Единственное, перед чем он позорно отступал, — были объяснения с судебным приставом в дни, когда наступал срок какой-нибудь уплаты. Тогда я прятал «патрона» за большой лист картона, и он присутствовал при дебатах, не шевелясь за своим прикрытием, и потом, когда пристав уходил, хохотал как безумный. О, мы вообще часто смеялись вместо того, чтобы приходить в отчаяние! Мы хладнокровно предоставляли делам улаживаться как-нибудь без нашего участия. Больше ничего не оставалось делать.
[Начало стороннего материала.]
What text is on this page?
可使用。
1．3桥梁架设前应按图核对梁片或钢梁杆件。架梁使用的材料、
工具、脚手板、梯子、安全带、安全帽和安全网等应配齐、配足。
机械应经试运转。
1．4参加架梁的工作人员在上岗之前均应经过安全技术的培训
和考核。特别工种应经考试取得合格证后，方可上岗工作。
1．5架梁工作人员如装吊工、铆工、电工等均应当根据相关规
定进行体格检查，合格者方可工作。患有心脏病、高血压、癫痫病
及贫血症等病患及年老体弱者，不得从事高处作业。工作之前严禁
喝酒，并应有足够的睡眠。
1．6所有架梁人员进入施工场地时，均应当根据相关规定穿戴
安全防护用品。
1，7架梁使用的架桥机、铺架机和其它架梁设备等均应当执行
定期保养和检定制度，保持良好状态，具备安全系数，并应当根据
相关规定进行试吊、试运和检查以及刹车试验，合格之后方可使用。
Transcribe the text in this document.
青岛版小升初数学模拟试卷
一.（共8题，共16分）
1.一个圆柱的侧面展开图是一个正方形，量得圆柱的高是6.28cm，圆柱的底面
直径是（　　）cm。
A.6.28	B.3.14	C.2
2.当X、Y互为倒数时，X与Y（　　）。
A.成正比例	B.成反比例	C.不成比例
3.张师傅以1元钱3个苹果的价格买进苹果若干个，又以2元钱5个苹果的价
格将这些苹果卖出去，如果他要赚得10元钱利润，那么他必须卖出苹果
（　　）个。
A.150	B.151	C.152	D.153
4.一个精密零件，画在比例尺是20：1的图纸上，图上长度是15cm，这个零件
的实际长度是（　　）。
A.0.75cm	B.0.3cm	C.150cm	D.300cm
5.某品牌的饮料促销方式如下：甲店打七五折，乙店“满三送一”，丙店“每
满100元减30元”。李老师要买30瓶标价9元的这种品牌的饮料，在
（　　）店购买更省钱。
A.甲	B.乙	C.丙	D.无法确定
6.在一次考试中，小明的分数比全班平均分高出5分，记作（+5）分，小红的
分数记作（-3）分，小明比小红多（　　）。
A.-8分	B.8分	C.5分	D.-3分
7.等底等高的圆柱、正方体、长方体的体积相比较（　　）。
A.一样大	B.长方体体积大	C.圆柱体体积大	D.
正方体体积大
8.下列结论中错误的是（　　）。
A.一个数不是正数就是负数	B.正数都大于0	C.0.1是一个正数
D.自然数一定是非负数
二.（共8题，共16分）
И, словно чудом, в минуту самой острой нужды, появлялся какой-нибудь автор, который имел возможность печатать собственные произведения на собственный счет и давал нам задаток; или какой-нибудь друг, проездом в Париже, угощал нас в ресторане; или кто-нибудь из кредиторов, тронувшись нашими извинениями, снова открывал нам кредит. Мы принимали такие случайности как нечто должное, ничему не удивлялись и верили, что в жизни рано или поздно все налаживается, если человек на это твердо надеется.
Наши «кутежи» были не особенно роскошны. Мы удовлетворялись маленьким кабачком на улице «М-сье ле-Прэнс», где заказывали кофе со сливками и булочки, а также разнообразные и фантастические спиртные смеси собственного изобретения. Эта «М-сье ле-Прэнс», прославившаяся благодаря Барресу, имела не особенно эффектный вид. Кабачки, мрачные лавчонки, гостиницы, третьеразрядные дома терпимости тянулись по правую и левую сторону мокрых мостовых, и их грязные фасады и мутные витрины представляли малоприятное зрелище. На этой-то улице мы все встречались по ночам, поддерживая приятельские отношения с девушками и с эксплуатировавшими их мегерами. Мы слыли прескверными клиентами — и однако нас принимали хорошо. Нам предлагали выпить, и «мамаша Шарль» неизменно рассказывала нам историю своей жизни. В обмен на наши песни и рассказы белое вино текло рекою, мы его распивали вместе с шоферами такси, и затем дамы, знавшие, что мы — поэты, просили написать им акростих или диктовали нам длинные письма к своим кавалерам.